Closed betatim closed 6 years ago
Do you have any sense of what fraction of total operating cost 10Gig accounts for?
https://zero-to-jupyterhub.readthedocs.io/en/v0.5-doc/cost.html is pretty neat for going through different scenarios.
Some assumptions: mybinder.org has roughly 30-40 active users at its low point during a 24h cycle. In the recent past typical "spikes" take us to ~100 at most (modulo reddit hugs). Chart here. Our impression is that the cluster grows because we promise a fixed amount of RAM to each active user, not because they are maxing out the CPUs. I think this makes sense as notebooks typically require you to think a lot in between running commands. Ergo pick instance types that have more RAM per user instead of instances with lots of CPU per user.

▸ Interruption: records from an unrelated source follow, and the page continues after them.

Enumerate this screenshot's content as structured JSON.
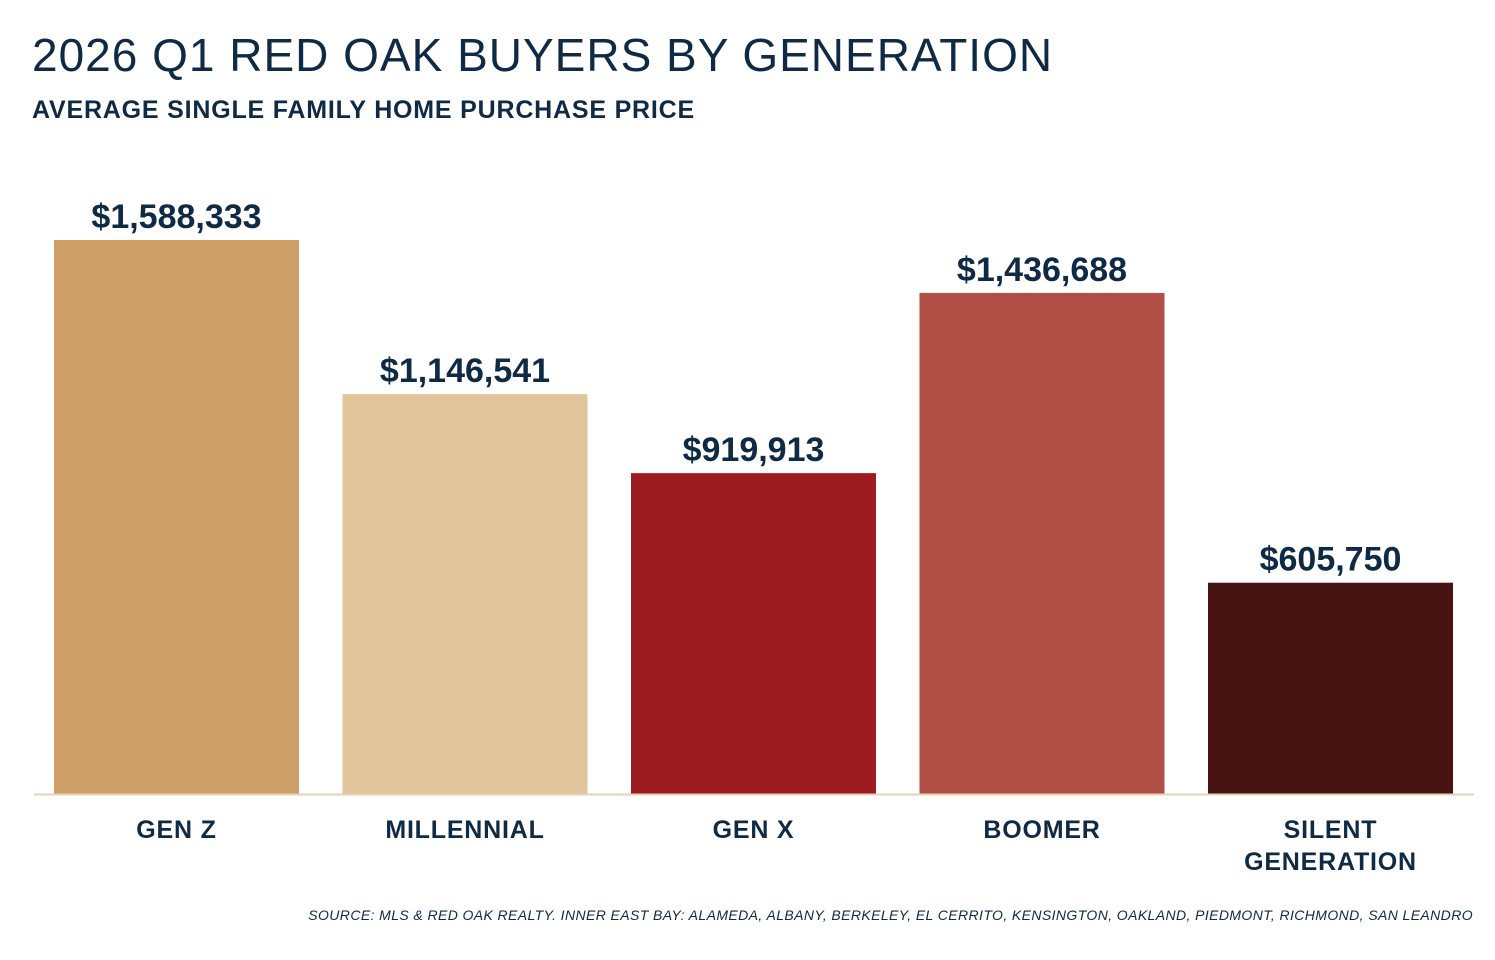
{
  "header": {
    "title": "2026 Q1 RED OAK BUYERS BY GENERATION",
    "subtitle": "AVERAGE SINGLE FAMILY HOME PURCHASE PRICE"
  },
  "footer": {
    "source": "SOURCE: MLS & RED OAK REALTY.  INNER EAST BAY: ALAMEDA, ALBANY, BERKELEY, EL CERRITO, KENSINGTON, OAKLAND, PIEDMONT, RICHMOND, SAN LEANDRO"
  },
  "colors": {
    "text": "#0f2a44",
    "axis": "#e6d3b4"
  },
  "chart_data": {
    "type": "bar",
    "title": "2026 Q1 RED OAK BUYERS BY GENERATION",
    "subtitle": "AVERAGE SINGLE FAMILY HOME PURCHASE PRICE",
    "categories": [
      "GEN Z",
      "MILLENNIAL",
      "GEN X",
      "BOOMER",
      "SILENT\nGENERATION"
    ],
    "values": [
      1588333,
      1146541,
      919913,
      1436688,
      605750
    ],
    "value_labels": [
      "$1,588,333",
      "$1,146,541",
      "$919,913",
      "$1,436,688",
      "$605,750"
    ],
    "bar_colors": [
      "#cf9f68",
      "#e2c49d",
      "#9c1c22",
      "#b04f45",
      "#471313"
    ],
    "xlabel": "",
    "ylabel": "",
    "ylim": [
      0,
      1588333
    ],
    "grid": false,
    "legend": "none"
  }
}
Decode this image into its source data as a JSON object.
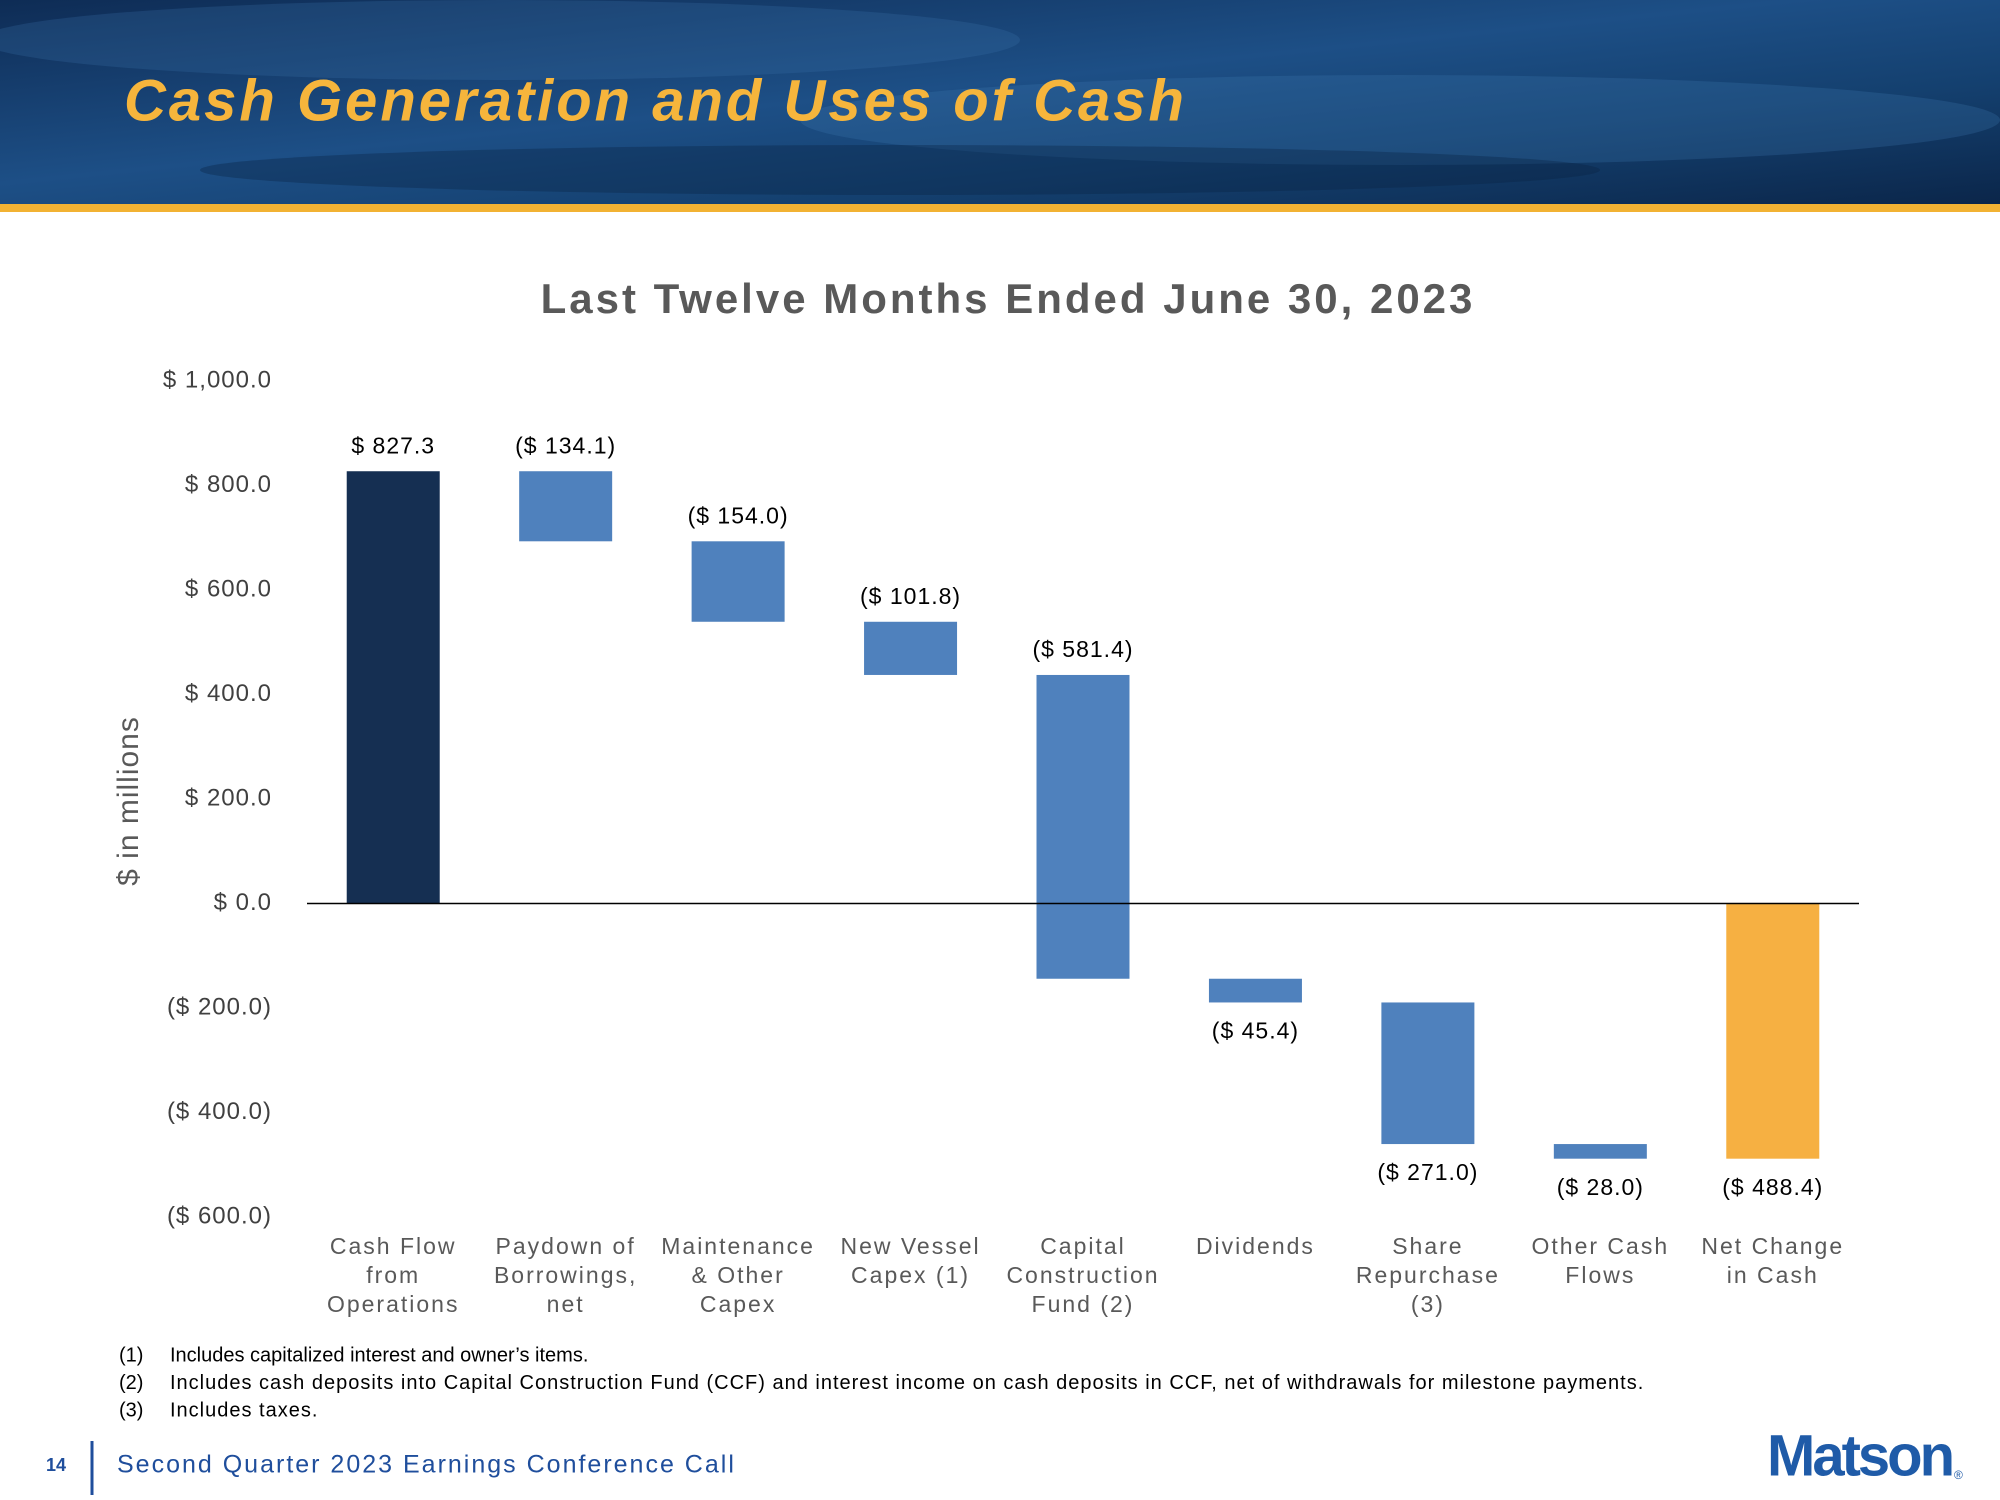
{
  "header": {
    "title": "Cash Generation and Uses of Cash"
  },
  "chart_data": {
    "type": "waterfall",
    "title": "Last Twelve Months Ended June 30, 2023",
    "y_label": "$ in millions",
    "categories": [
      "Cash Flow from Operations",
      "Paydown of Borrowings, net",
      "Maintenance & Other Capex",
      "New Vessel Capex (1)",
      "Capital Construction Fund (2)",
      "Dividends",
      "Share Repurchase (3)",
      "Other Cash Flows",
      "Net Change in Cash"
    ],
    "values": [
      827.3,
      -134.1,
      -154.0,
      -101.8,
      -581.4,
      -45.4,
      -271.0,
      -28.0,
      -488.4
    ],
    "value_labels": [
      "$ 827.3",
      "($ 134.1)",
      "($ 154.0)",
      "($ 101.8)",
      "($ 581.4)",
      "($ 45.4)",
      "($ 271.0)",
      "($ 28.0)",
      "($ 488.4)"
    ],
    "measures": [
      "absolute",
      "relative",
      "relative",
      "relative",
      "relative",
      "relative",
      "relative",
      "relative",
      "total"
    ],
    "colors": [
      "#152f52",
      "#4f81bd",
      "#4f81bd",
      "#4f81bd",
      "#4f81bd",
      "#4f81bd",
      "#4f81bd",
      "#4f81bd",
      "#f6b042"
    ],
    "ylim": [
      -600,
      1000
    ],
    "yticks": [
      {
        "value": 1000,
        "label": "$ 1,000.0"
      },
      {
        "value": 800,
        "label": "$ 800.0"
      },
      {
        "value": 600,
        "label": "$ 600.0"
      },
      {
        "value": 400,
        "label": "$ 400.0"
      },
      {
        "value": 200,
        "label": "$ 200.0"
      },
      {
        "value": 0,
        "label": "$ 0.0"
      },
      {
        "value": -200,
        "label": "($ 200.0)"
      },
      {
        "value": -400,
        "label": "($ 400.0)"
      },
      {
        "value": -600,
        "label": "($ 600.0)"
      }
    ],
    "grid": false
  },
  "footnotes": [
    {
      "number": "(1)",
      "text": "Includes capitalized interest and owner’s items."
    },
    {
      "number": "(2)",
      "text": "Includes cash deposits into Capital Construction Fund (CCF) and interest income on cash deposits in CCF, net of withdrawals for milestone payments."
    },
    {
      "number": "(3)",
      "text": "Includes taxes."
    }
  ],
  "footer": {
    "page_number": "14",
    "text": "Second Quarter 2023 Earnings Conference Call",
    "logo": "Matson",
    "logo_mark": "®"
  }
}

Exploring the pricing notebook a bit my conclusion is: it doesn't matter what you choose for storage size or SSD vs HDD it will be nothing compared to the cost of the CPUs. 30 users for 30 days on n1-standard-8
instances with 10GB each -> $1.20 for storage/month. So even if you bump it up to 100GB per user it is $12/month.

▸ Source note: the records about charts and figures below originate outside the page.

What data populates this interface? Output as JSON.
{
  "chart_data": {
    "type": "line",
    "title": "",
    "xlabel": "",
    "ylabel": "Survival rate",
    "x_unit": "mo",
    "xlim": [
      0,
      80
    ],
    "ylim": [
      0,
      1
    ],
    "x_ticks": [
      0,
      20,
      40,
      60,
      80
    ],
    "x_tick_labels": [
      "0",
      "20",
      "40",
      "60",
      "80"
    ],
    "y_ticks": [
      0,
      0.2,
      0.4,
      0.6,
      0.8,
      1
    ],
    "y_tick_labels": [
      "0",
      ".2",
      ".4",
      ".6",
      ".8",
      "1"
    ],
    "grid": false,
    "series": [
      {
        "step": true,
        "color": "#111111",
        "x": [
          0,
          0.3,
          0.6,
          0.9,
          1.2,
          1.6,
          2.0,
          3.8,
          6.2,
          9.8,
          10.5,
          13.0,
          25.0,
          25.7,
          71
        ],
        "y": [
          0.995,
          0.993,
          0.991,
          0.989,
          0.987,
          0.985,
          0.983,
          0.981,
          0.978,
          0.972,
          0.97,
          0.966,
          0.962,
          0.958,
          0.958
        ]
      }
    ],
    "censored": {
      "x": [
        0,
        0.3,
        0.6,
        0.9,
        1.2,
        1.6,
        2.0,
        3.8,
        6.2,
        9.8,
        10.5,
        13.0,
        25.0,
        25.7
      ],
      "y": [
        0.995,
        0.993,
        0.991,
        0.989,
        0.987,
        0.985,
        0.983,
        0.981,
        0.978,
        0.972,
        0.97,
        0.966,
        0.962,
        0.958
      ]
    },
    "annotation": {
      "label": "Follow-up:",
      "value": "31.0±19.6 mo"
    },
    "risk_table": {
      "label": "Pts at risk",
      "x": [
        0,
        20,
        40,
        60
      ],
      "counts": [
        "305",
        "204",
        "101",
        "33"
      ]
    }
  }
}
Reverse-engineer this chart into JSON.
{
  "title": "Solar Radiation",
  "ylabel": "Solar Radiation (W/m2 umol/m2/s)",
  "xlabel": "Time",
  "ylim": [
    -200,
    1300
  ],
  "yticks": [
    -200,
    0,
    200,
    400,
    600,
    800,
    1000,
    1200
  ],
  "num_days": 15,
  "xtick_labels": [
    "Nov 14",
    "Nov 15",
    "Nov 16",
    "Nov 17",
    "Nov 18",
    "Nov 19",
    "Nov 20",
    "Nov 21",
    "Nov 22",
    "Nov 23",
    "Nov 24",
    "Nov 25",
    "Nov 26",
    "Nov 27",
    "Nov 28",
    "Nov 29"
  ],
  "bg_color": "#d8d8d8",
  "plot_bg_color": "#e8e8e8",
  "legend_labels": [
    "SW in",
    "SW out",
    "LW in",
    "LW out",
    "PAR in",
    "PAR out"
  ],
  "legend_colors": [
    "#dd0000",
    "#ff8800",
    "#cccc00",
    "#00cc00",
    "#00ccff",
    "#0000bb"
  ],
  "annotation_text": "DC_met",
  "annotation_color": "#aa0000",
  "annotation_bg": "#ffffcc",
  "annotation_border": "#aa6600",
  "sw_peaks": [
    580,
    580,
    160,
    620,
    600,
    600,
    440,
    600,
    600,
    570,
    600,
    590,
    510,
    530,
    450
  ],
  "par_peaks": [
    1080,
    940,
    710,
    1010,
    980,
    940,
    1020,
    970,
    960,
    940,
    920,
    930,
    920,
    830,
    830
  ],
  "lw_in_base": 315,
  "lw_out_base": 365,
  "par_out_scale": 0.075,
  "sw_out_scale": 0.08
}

Conclusion from Tim: don't worry about storage, more important to get the auto-scaler working well so the cluster is "small".
Agreed. This is trivial – no need to worry about "too much"! 10GB does seem likely to be plenty. And if it isn't, we'll know that there's little financial concern to increasing it. Most of OH's data storage costs are in the more permanent storage file storage and downloads, which have also been trivial so far.
Cool. I'll close this then. We can make a new issue to discuss changing away from 10GB at some point.
We currently assign 10Gig per home directory per user. Do they need this much? More? Less?